Les limites d’une photographie

Et aussi, permettre aux habitants des périphéries de rejoindre leur point de départ et d’y laisser facilement leur véhicule. L’élu se défend cependant de tout triomphalisme : « Sincèrement, vis-à-vis de la mobilité, j’ai parfaitement conscience à quel point il faut faire preuve d’une grande humilité tellement les tendances, les pratiques de la population peuvent changer, doucement, sinon brusquement. Maurice Vincent, il y a une dizaine d’années, voulait faire le choix des Bus à haut niveau de service (BHNS) plutôt qu’une 3e ligne de tram. Il avait sans doute ses raisons solides à ce moment-là et il est tout à fait possible que si j’avais été dans son équipe, j’aurais adhéré et défendu la même idée pour ces mêmes raisons. Dans mon contexte et avec ce que nous savons, ça n’a pas été le cas. » L’enquête mobilité a le défaut d’être une photographie : le temps de décider et concrétiser à partir d’elle un aménagement – au bout de 2, 3 ou 4 ans –, celui-ci peut être déjà obsolète. Jusque-là, il n’y avait cependant rien de mieux comme base de travail. Mais là aussi, les choses devraient bouger… C’est l’objet de notre encadré, là, juste en dessous.

Saint-Etienne Métropole, objet d’une méthode d’analyse révolutionnaire

Trans.Cités, association nationale réunissant des élus et des techniciens autour des transports publics que préside Luc François, vice-président à la mobilité de Saint-Etienne Métropole, a noué un partenariat sur un programme de recherche disruptif.

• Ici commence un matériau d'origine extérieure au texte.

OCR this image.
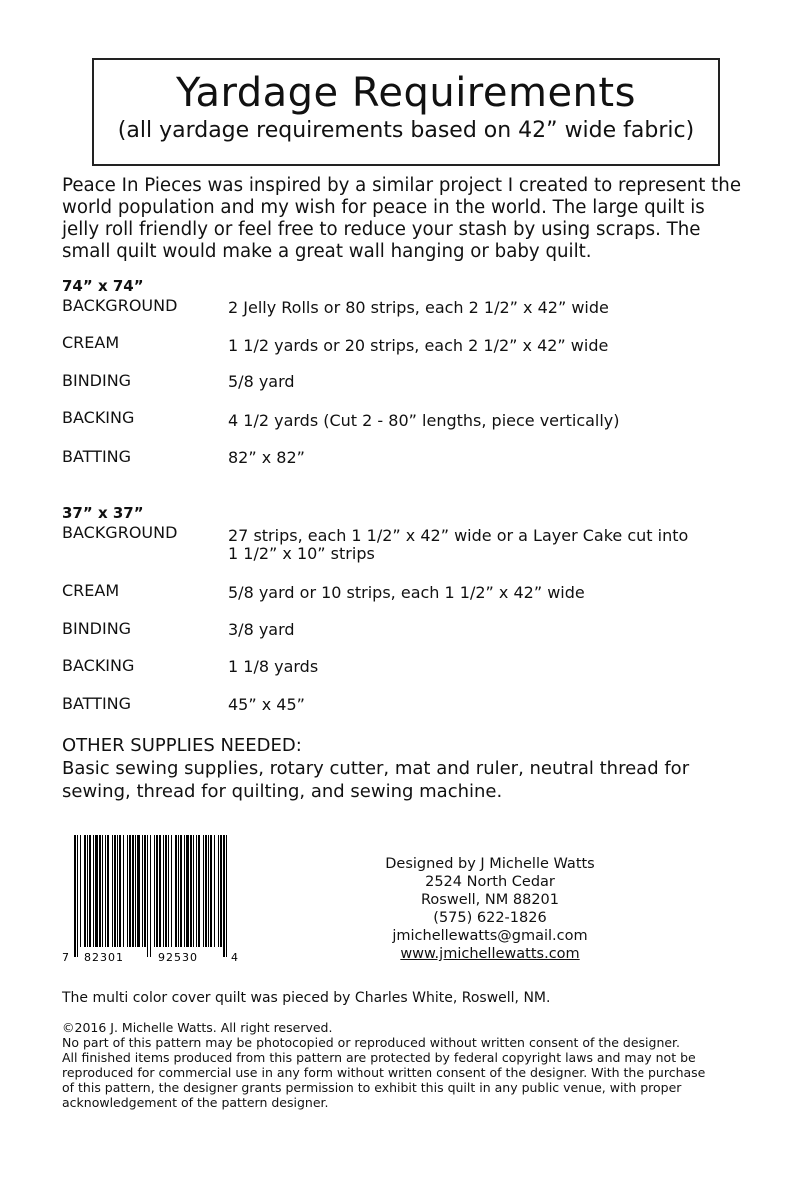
Yardage Requirements
(all yardage requirements based on 42” wide fabric)
Peace In Pieces was inspired by a similar project I created to represent the world population and my wish for peace in the world. The large quilt is jelly roll friendly or feel free to reduce your stash by using scraps. The small quilt would make a great wall hanging or baby quilt.
74” x 74”
BACKGROUND	2 Jelly Rolls or 80 strips, each 2 1/2” x 42” wide
CREAM	1 1/2 yards or 20 strips, each 2 1/2” x 42” wide
BINDING	5/8 yard
BACKING	4 1/2 yards (Cut 2 - 80” lengths, piece vertically)
BATTING	82” x 82”
37” x 37”
BACKGROUND	27 strips, each 1 1/2” x 42” wide or a Layer Cake cut into
1 1/2” x 10” strips
CREAM	5/8 yard or 10 strips, each 1 1/2” x 42” wide
BINDING	3/8 yard
BACKING	1 1/8 yards
BATTING	45” x 45”
OTHER SUPPLIES NEEDED:
Basic sewing supplies, rotary cutter, mat and ruler, neutral thread for sewing, thread for quilting, and sewing machine.
7 82301	92530	4
Designed by J Michelle Watts
2524 North Cedar
Roswell, NM 88201
(575) 622-1826
jmichellewatts@gmail.com
www.jmichellewatts.com
The multi color cover quilt was pieced by Charles White, Roswell, NM.
©2016 J. Michelle Watts. All right reserved.
No part of this pattern may be photocopied or reproduced without written consent of the designer.
All finished items produced from this pattern are protected by federal copyright laws and may not be
reproduced for commercial use in any form without written consent of the designer. With the purchase
of this pattern, the designer grants permission to exhibit this quilt in any public venue, with proper
acknowledgement of the pattern designer.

Mené par Jean Coldefy et Jacques Levy (prix Vautrin-Lud 2018, équivalent du prix Nobel de Géographie) afin de mettre au point un modèle dynamique d’enquête déplacements permettant de résoudre l’obsolescence parfois rapide des données collectées tous les dix ans. Un modèle mathématique développé à partir des données mobiles d’Orange permettant de relever des informations en temps réel sur le déplacement de ses abonnés. Parmi les membres de Trans.Cités, la société Transdev derrière la Stas. Saint-Etienne Métropole a donc été avec l’agglomération nantaise, l’un des deux terrains d’expérimentation en 2022 de cette méthode.

Elle a fait l’objet d’une publication fin juin dans la prestigieuse revue scientifique internationale Science. Les résultats seront présentés en détail aux membres de Trans.Cités, à la rentrée aussi. Pour Luc François, la méthode va révolutionner la capacité d’adaptation des politiques publiques de transports et les délégations de services publics allant avec. Pas seulement pour décider de la création d’une infrastructure mais aussi pour adapter en temps réel les moyens mis sur tel ou tel ligne à un moment X ou T.